The Ohio Supreme Court has issued a ruling further clarifying the issue of standing that has dogged lenders throughout the recent mortgage foreclosure crisis. In Deutsche Bank Natl. Trust Co. v. Holden, the court found that even when the lender cannot enforce the note, if it is the holder of the mortgage securing the note in default, it can enforce the mortgage and foreclose on the property.
After the Holdens defaulted on their note, they discharged their debt on the note in bankruptcy in 2009. In 2011, Deutsche Bank, as successor to the original lender, filed a complaint for foreclosure, which included as exhibits a copy of the note bearing no indorsements, the mortgage, and the assignment of the mortgage to Deutsche Bank. The Holdens responded to the complaint with counterclaims alleging that because the note was not endorsed, Deutsche Bank was not the proper holder of both the note and the mortgage when it commenced the foreclosure.

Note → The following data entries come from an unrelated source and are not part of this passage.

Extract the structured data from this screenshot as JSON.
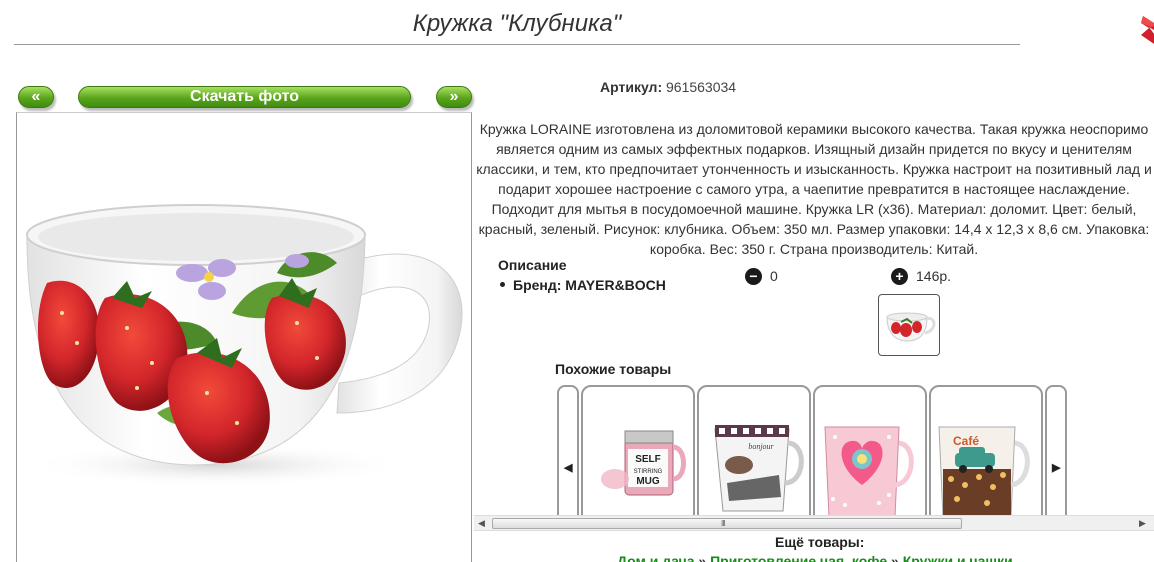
{
  "page": {
    "title": "Кружка \"Клубника\""
  },
  "nav": {
    "prev_label": "«",
    "download_label": "Скачать фото",
    "next_label": "»"
  },
  "product": {
    "article_label": "Артикул:",
    "article_value": "961563034",
    "description": "Кружка LORAINE изготовлена из доломитовой керамики высокого качества. Такая кружка неоспоримо является одним из самых эффектных подарков. Изящный дизайн придется по вкусу и ценителям классики, и тем, кто предпочитает утонченность и изысканность. Кружка настроит на позитивный лад и подарит хорошее настроение с самого утра, а чаепитие превратится в настоящее наслаждение. Подходит для мытья в посудомоечной машине. Кружка LR (x36). Материал: доломит. Цвет: белый, красный, зеленый. Рисунок: клубника. Объем: 350 мл. Размер упаковки: 14,4 х 12,3 х 8,6 см. Упаковка: коробка. Вес: 350 г. Страна производитель: Китай.",
    "section_title": "Описание",
    "brand_line": "Бренд: MAYER&BOCH",
    "minus_symbol": "−",
    "minus_value": "0",
    "plus_symbol": "+",
    "plus_value": "146р."
  },
  "similar": {
    "title": "Похожие товары",
    "prev_icon": "◀",
    "next_icon": "▶",
    "items": [
      {
        "name": "self-stirring-mug",
        "text": "SELF STIRRING MUG"
      },
      {
        "name": "bonjour-mug",
        "text": "bonjour"
      },
      {
        "name": "pink-heart-mug",
        "text": ""
      },
      {
        "name": "retro-car-mug",
        "text": "Café"
      }
    ]
  },
  "scroll": {
    "left_arrow": "◀",
    "right_arrow": "▶",
    "grip": "III"
  },
  "more": {
    "title": "Ещё товары:",
    "crumbs": [
      "Дом и дача",
      "Приготовление чая, кофе",
      "Кружки и чашки"
    ],
    "separator": "»"
  },
  "colors": {
    "green_button": "#5aa51c",
    "link_green": "#1a8a1a",
    "close_red": "#d0202a",
    "strawberry_red": "#d2262b"
  },
  "icons": {
    "close": "close-icon",
    "minus": "minus-circle-icon",
    "plus": "plus-circle-icon"
  }
}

In support of its summary judgment motion, Deutsche Bank provided an affidavit of an assistant secretary of the mortgage servicer, who explained the history of the note and authenticated a copy of the original note, which had been indorsed in blank. The trial court granted summary judgment in favor of the Deutsche Bank, but that decision was reversed by Ohio’s Ninth Circuit Court of Appeals, which held that a foreclosure action could only be initiated by the holder of both the note and mortgage and that differing copies of the note precluded summary judgment.

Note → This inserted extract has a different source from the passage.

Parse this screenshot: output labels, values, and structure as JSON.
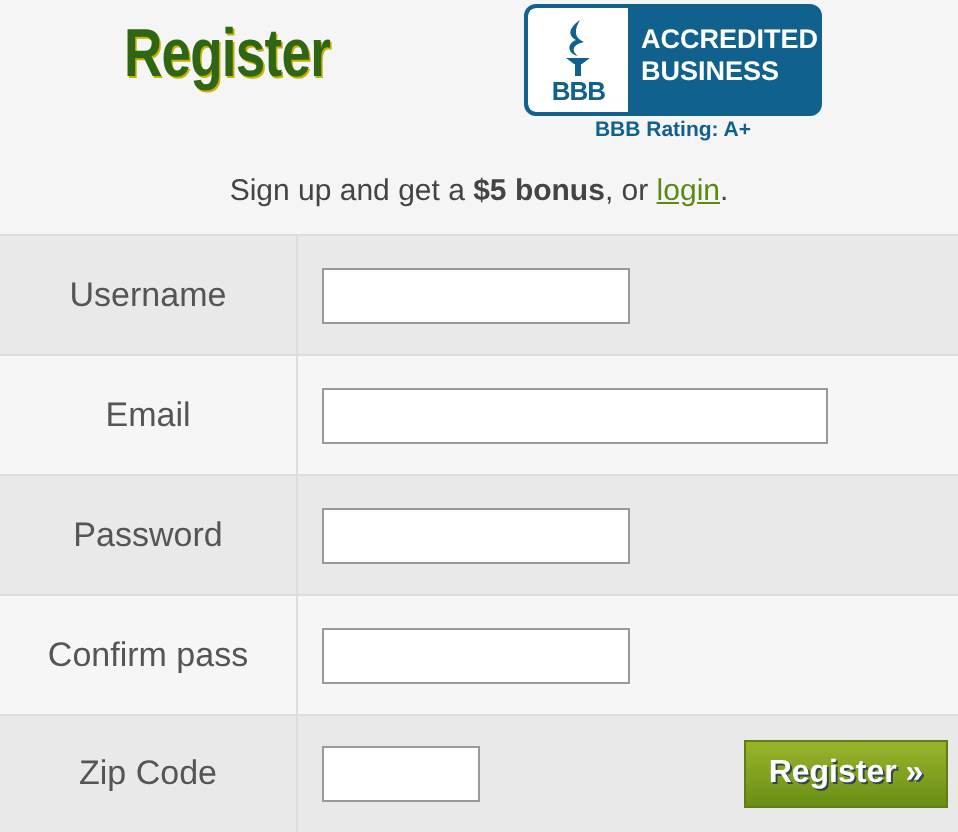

The Ohio Supreme Court reversed. The Court noted that the lender’s standing in a particular action on a debt depends on the type of remedy sought. Upon a borrower’s default, the lender “may elect among separate and independent remedies”: (i) an action for personal judgment for the balance due on the note without attempting to foreclose on the property; (ii) an action in ejectment to “take possession of the mortgaged property, receive the income from it, and apply the proceeds to the debt, restoring the property to the mortgagor when the debt is satisfied[;]” or (iii) a foreclose action that would lead to the property being sold in satisfaction of the outstanding debt. Holden, ¶ 21-24. The Court further explained that “the bar of the note or other instrument secured by mortgage [such as a bankruptcy discharge] does not necessarily bar an action on the mortgage” if the lender is able to establish standing as a party entitled to enforce the note secured by the mortgage. Holden, 2016-Ohio-4603, ¶ 25-26.

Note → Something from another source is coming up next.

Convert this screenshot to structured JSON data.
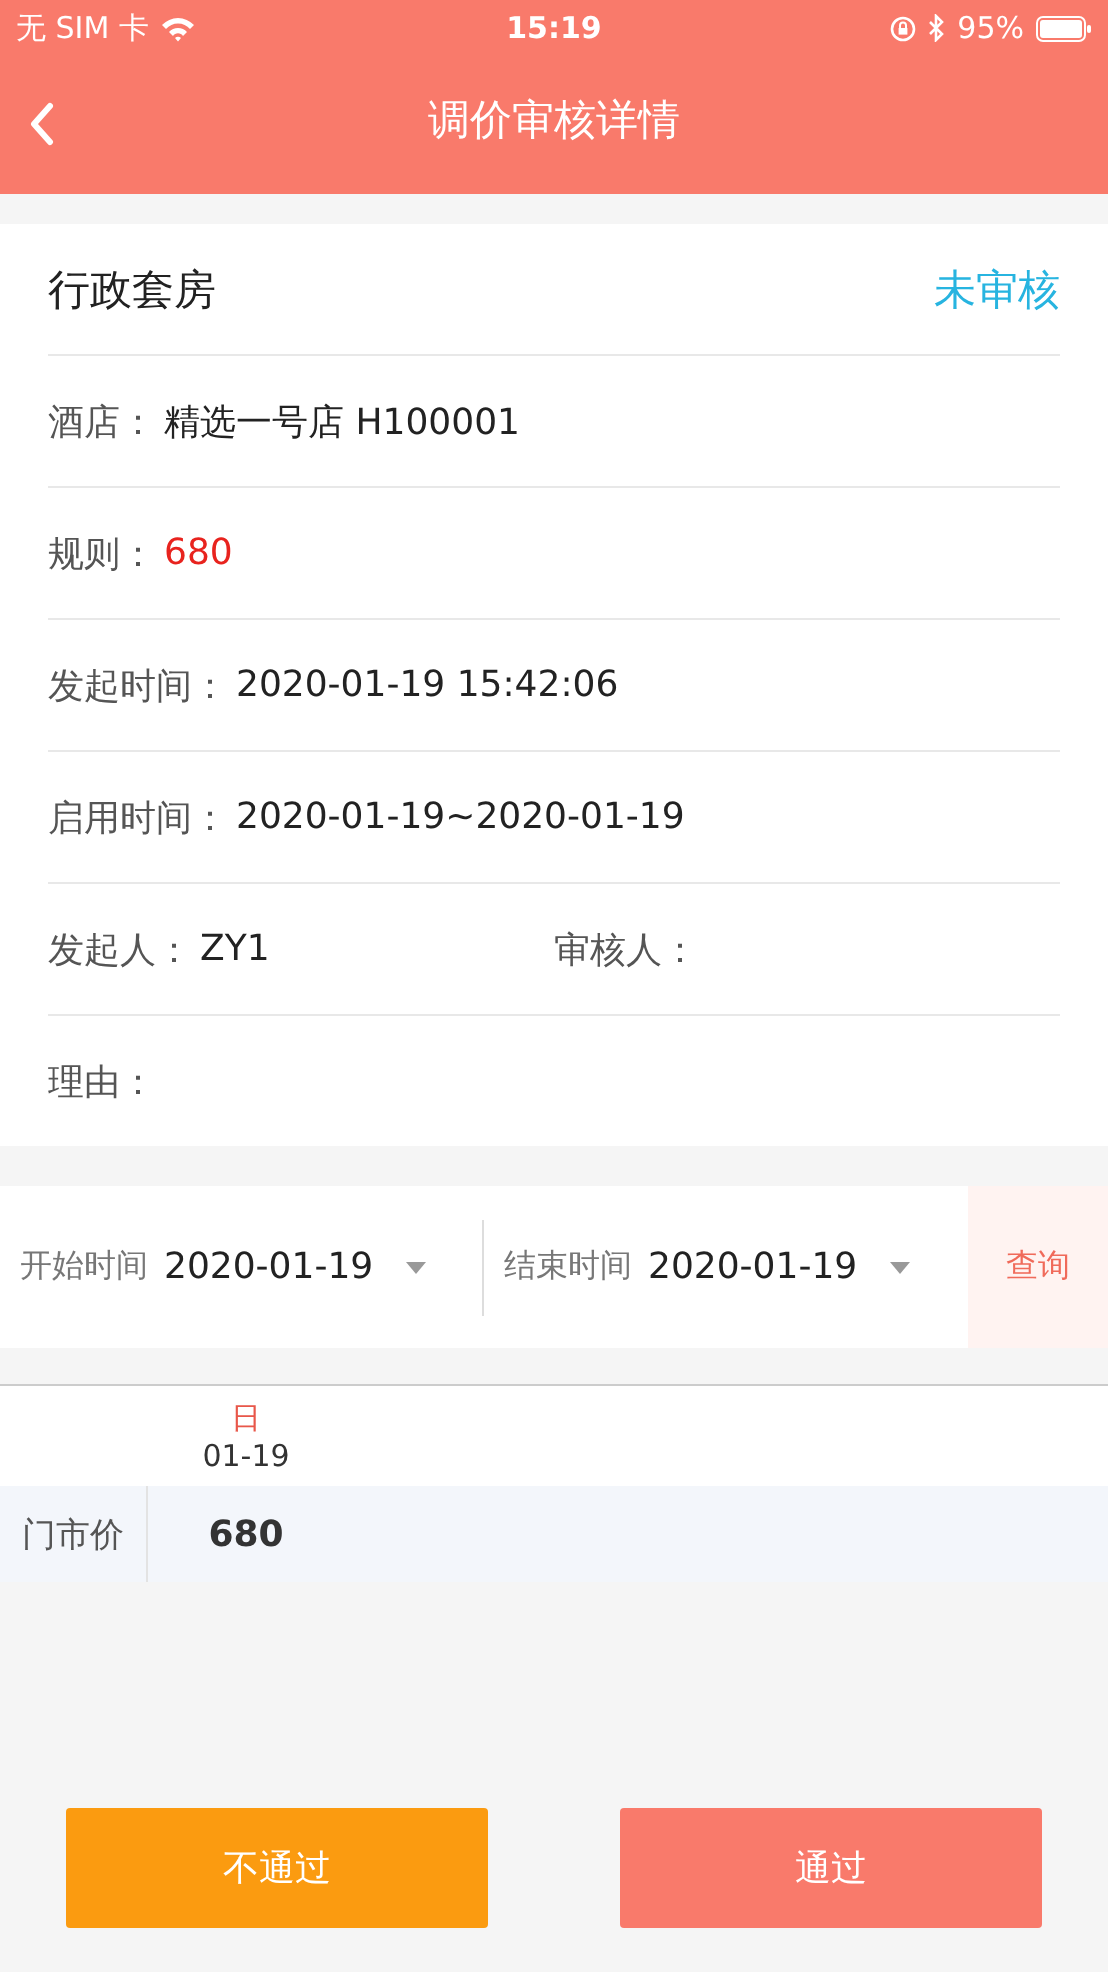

The Court then attempted to address any confusion that resulted from its 2012 Schwartzwald decision, where the Court found on the facts of that case the plaintiff failed to establish standing because it could not show a valid interest in the “note or mortgage” at the time of filing. The Holden Court commented that other courts have erroneously taken Schwartzwald to mean that interest in either the note or the mortgage was sufficient to prove standing, and that actual “personal stake in the outcome” was key to establishing standing. The Court then determined that Deutsche Bank established the threshold standing requirement by attaching to its complaint a valid assignment of mortgage and a note that referenced the mortgage. Holden, 2016-Ohio-4603, ¶ 33. However, “[t]o achieve judgment on its foreclosure claim, Deutsche Bank needed to prove that it was the party entitled to enforce the note” (emphasis in original) Id. On the facts of the case, the Court determined that Deutsche Bank was entitled to summary judgment because it was in possession of the note before filing the complaint and otherwise demonstrated its right to foreclose on the property, while the Holdens offered no evidence to the contrary.
This decision makes clear that in situations where the lender is hampered by inability to enforce the underlying debt (not only in situations where the debt was discharged in bankruptcy, but also where collection may be barred by an expired statute of limitations or other circumstances), it may still be made whole through a foreclosure proceeding.